Returning to psychology, and intelligence research in particular, it is important to note that a lack of statistical power is one important cause of low replication rates which does not apply to IQ research to the degree that it applies to most disciplines.
Specifically, while no field has the sort of statistical power we would theoretically like it to have, intelligence research comes a lot closer than most fields do.
|Button et al. (2013)||Neuroscience||21%|
|Smaldino and McElreath (2016)||Social and Behavioral Sciences||24%|
|Szucs and Ioannidis (2017)||Cognitive Neuroscience||14%|
|Mallet et al (2017)||Breast Cancer||16%|
|Lortie-Forgues and Inglis (2019)||Education||23%|
|Nuijten et al (2018)||Intelligence||49%|
|Intelligence – Group Differences||57%|
Thus, intelligence research should replicate better than most research does. Given this, whatever our general level of skepticism about social science is, our skepticism about intelligence research should be lesser.

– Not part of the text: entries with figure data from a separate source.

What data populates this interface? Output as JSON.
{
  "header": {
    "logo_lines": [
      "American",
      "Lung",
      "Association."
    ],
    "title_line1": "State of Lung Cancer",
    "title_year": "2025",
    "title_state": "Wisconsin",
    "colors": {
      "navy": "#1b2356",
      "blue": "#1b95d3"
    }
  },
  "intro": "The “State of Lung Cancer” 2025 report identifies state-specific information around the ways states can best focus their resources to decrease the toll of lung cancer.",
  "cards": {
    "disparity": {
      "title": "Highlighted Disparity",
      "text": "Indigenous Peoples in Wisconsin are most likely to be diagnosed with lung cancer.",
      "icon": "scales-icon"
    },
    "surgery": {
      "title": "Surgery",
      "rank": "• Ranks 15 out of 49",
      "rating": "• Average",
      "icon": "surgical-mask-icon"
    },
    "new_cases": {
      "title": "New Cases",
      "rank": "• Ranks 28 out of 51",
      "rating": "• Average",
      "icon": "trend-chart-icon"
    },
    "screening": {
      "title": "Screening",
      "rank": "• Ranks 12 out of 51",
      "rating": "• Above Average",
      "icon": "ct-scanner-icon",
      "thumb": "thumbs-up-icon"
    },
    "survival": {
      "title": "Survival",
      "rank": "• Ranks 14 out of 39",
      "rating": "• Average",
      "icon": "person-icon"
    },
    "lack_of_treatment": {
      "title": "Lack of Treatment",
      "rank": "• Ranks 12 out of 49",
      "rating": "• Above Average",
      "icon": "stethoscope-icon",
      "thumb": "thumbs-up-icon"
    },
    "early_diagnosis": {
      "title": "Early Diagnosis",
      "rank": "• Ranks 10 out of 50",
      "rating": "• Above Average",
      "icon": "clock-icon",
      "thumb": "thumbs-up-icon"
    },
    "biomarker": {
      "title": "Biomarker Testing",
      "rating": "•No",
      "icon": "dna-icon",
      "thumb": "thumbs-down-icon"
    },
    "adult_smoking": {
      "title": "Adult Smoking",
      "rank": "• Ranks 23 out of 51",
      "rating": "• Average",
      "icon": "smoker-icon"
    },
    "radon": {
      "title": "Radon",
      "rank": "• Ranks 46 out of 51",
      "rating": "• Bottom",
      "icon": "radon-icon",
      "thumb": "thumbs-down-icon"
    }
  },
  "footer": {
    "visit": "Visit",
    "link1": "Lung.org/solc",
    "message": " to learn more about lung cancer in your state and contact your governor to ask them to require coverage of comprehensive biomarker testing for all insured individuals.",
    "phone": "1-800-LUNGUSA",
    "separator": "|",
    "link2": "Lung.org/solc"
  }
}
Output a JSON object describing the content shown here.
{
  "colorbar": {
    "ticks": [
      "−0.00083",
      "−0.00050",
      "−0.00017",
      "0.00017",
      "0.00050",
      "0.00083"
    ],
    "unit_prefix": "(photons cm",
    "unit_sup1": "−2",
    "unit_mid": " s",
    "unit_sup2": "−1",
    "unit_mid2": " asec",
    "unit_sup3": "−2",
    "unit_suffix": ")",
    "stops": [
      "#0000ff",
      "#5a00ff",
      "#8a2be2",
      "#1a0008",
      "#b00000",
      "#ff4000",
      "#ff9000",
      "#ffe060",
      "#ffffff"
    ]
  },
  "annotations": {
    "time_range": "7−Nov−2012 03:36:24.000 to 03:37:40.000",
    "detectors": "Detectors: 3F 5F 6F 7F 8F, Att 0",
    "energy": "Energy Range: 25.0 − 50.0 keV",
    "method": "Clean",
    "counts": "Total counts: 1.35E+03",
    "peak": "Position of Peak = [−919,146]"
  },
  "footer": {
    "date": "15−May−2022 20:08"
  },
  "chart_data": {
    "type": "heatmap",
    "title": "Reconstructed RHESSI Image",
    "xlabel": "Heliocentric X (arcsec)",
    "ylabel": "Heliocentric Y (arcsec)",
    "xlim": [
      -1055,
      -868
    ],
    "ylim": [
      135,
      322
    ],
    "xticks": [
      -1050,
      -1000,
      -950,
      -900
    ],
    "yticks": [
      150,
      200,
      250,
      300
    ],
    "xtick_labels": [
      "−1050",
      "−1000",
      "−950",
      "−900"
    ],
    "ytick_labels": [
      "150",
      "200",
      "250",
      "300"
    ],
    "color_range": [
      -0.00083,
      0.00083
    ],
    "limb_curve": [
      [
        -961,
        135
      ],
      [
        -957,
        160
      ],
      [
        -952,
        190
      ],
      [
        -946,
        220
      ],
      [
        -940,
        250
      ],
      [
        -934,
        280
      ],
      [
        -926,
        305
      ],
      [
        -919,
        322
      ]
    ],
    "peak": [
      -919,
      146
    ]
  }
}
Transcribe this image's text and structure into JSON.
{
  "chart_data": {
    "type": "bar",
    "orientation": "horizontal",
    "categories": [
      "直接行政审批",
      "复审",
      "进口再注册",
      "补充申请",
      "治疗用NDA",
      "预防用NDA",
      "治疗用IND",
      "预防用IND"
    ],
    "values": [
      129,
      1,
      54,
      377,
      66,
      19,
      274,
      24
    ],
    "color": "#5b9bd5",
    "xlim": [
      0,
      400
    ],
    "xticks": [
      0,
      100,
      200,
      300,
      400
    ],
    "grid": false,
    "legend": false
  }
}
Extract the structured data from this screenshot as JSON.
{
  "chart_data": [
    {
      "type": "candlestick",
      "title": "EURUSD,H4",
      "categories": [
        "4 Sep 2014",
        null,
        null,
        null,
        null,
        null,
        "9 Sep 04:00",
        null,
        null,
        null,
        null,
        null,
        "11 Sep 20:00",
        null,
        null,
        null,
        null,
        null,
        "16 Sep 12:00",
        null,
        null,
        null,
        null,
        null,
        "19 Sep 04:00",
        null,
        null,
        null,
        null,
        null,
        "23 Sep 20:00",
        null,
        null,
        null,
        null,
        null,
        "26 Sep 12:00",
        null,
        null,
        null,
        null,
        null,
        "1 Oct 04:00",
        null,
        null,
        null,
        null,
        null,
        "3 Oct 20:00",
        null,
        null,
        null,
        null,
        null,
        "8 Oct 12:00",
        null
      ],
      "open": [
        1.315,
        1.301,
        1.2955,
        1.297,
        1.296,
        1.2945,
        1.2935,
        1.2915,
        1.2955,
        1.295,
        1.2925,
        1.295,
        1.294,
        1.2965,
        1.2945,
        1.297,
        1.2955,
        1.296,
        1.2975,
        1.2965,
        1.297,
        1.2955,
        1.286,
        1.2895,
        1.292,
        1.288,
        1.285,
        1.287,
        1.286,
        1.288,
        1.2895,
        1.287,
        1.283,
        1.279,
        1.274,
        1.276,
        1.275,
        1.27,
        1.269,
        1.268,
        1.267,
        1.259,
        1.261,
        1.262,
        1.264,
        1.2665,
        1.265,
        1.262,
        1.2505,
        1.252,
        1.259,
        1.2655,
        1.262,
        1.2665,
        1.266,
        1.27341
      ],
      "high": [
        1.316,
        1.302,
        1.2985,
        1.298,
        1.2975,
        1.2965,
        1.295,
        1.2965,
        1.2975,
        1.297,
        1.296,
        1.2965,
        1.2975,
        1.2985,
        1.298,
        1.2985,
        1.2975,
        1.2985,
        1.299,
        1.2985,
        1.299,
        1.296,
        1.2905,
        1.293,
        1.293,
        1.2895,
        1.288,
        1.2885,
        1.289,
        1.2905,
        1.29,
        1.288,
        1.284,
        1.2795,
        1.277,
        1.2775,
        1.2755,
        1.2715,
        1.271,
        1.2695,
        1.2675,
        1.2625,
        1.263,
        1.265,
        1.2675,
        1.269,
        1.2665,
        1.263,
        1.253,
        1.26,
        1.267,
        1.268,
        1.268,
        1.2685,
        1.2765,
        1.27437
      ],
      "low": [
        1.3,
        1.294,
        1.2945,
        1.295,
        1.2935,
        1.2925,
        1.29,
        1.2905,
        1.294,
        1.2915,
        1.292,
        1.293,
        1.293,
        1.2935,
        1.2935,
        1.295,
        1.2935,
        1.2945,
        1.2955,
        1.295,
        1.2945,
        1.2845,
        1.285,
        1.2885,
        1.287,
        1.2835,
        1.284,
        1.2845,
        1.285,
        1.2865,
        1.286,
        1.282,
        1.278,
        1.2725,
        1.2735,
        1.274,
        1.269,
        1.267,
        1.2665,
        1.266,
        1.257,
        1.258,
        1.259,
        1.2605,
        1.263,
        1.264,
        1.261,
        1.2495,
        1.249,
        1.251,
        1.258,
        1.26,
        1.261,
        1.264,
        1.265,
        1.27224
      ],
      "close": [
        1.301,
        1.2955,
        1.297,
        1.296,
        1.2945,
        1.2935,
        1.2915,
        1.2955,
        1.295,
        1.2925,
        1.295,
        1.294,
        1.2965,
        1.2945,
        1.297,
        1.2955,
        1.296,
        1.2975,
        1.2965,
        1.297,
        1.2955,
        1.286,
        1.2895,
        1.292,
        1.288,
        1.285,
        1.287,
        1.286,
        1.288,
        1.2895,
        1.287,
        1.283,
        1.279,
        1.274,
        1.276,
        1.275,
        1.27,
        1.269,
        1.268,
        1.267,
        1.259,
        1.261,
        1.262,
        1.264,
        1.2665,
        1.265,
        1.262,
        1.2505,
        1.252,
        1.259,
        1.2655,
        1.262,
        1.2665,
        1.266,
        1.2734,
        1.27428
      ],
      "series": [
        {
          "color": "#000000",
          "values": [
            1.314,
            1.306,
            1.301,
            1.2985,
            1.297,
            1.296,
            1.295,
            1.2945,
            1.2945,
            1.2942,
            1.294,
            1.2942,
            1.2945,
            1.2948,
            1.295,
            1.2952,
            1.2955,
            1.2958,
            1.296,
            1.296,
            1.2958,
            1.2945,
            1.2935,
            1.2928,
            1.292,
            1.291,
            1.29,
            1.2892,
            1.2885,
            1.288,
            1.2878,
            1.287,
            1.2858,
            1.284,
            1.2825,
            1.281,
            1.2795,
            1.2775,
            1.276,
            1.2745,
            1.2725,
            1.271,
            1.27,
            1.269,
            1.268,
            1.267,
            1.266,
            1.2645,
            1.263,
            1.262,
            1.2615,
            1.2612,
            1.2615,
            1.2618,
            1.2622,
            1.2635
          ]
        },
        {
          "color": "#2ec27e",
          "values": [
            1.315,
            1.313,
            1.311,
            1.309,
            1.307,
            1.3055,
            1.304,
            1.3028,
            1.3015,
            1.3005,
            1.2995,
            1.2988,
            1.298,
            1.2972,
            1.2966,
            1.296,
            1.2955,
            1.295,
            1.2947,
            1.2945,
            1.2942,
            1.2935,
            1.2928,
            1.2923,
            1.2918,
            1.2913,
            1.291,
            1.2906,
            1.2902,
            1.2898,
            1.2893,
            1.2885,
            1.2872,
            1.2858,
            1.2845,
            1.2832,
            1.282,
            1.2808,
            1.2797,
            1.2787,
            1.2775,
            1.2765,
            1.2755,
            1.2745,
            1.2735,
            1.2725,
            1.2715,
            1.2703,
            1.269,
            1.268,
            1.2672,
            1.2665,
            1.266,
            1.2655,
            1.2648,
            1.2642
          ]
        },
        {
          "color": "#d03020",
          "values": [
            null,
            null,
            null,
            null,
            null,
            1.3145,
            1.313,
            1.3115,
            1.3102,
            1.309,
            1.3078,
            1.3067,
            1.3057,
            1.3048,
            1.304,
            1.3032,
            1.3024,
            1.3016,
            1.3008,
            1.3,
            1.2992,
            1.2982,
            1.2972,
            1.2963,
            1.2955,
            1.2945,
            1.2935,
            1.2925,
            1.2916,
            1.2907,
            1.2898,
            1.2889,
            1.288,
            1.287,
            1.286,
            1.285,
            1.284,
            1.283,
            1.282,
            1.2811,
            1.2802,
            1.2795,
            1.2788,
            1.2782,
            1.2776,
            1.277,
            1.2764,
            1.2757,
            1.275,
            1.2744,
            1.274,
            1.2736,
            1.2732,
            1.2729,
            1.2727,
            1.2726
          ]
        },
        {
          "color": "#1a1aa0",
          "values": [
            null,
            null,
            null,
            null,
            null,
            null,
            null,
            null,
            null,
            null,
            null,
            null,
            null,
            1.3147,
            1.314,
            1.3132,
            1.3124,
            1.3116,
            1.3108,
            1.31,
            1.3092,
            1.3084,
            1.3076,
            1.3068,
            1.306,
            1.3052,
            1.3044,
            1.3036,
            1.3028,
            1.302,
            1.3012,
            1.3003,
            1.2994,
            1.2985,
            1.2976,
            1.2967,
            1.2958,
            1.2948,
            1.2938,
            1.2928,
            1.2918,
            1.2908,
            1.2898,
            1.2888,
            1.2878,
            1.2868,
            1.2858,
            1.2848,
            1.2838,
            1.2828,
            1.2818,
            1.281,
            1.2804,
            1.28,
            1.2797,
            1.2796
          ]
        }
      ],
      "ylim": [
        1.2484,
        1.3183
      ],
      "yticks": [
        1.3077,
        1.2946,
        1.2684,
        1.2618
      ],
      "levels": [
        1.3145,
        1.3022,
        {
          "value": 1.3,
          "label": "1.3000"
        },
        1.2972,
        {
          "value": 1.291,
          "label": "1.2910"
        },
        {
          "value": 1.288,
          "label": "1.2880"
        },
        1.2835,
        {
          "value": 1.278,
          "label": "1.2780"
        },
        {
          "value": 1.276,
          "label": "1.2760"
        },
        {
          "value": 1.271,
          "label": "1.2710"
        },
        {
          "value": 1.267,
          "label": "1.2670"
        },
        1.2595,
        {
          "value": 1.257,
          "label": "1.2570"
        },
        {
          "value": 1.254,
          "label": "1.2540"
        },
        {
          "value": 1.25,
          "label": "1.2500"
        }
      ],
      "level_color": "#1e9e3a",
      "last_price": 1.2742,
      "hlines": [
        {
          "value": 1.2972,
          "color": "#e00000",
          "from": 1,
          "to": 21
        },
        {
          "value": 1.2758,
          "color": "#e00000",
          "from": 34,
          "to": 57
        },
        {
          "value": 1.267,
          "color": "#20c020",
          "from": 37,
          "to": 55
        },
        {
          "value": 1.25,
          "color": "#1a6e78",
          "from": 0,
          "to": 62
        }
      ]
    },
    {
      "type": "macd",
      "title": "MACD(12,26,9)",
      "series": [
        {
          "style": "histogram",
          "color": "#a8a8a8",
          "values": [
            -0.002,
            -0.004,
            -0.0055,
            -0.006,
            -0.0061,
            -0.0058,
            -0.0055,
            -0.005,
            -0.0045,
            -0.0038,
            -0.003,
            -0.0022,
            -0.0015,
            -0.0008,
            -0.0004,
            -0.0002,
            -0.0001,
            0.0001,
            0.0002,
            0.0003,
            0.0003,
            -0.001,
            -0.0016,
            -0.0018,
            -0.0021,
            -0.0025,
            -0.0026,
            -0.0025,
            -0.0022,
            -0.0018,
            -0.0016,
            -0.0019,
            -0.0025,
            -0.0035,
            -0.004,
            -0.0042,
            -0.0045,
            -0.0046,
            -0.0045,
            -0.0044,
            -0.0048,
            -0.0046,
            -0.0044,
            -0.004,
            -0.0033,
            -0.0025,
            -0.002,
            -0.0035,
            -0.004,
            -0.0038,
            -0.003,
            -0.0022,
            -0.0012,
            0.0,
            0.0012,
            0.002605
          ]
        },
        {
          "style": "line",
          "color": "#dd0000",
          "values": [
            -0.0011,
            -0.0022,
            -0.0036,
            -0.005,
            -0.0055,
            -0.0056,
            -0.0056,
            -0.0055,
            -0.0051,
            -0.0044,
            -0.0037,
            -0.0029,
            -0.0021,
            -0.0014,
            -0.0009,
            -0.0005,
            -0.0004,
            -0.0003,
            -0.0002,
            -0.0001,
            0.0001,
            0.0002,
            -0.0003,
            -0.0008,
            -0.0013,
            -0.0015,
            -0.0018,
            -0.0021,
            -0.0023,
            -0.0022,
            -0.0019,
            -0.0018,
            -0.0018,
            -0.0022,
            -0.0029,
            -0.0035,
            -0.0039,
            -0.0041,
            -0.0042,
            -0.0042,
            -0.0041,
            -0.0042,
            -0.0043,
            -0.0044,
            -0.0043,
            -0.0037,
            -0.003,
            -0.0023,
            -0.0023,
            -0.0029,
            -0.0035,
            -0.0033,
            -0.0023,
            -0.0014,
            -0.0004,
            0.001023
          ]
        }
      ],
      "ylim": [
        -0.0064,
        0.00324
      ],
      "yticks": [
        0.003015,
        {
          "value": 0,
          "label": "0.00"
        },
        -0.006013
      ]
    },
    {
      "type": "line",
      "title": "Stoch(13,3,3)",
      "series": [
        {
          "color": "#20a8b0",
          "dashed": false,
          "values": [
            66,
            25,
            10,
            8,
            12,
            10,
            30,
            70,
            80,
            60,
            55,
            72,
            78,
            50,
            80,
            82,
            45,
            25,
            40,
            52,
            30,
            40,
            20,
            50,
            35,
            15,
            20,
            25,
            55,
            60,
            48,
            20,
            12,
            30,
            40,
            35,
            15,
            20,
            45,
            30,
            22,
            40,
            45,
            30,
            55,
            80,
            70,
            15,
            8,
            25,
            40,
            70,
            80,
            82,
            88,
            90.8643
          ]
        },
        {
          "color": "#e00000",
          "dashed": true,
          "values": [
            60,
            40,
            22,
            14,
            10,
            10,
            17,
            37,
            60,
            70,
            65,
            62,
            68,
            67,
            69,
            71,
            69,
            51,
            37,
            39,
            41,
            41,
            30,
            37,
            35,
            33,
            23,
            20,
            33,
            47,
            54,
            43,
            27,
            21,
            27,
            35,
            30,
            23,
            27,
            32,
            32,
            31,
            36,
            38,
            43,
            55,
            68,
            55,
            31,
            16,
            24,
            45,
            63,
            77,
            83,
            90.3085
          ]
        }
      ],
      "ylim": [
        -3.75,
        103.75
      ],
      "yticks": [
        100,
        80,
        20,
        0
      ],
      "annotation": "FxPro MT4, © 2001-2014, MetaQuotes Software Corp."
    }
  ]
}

Of course, low power isn’t the only reason that research fails to replicate, and the most important solution to this problem is to simply not rely on un-replicated research.
There are other concerns one might raise related to p hacking and publication bias, Taleb didn’t mention these issues so I won’t deal with them here, but these are all real problems. However, they all have at least partial answers, psychology is improving with respect to many of these problems with time (e.g. the rise of pre-registered research) and none of them warrant thinking that psychological research, when analyzed carefully, can’t be epistemically useful.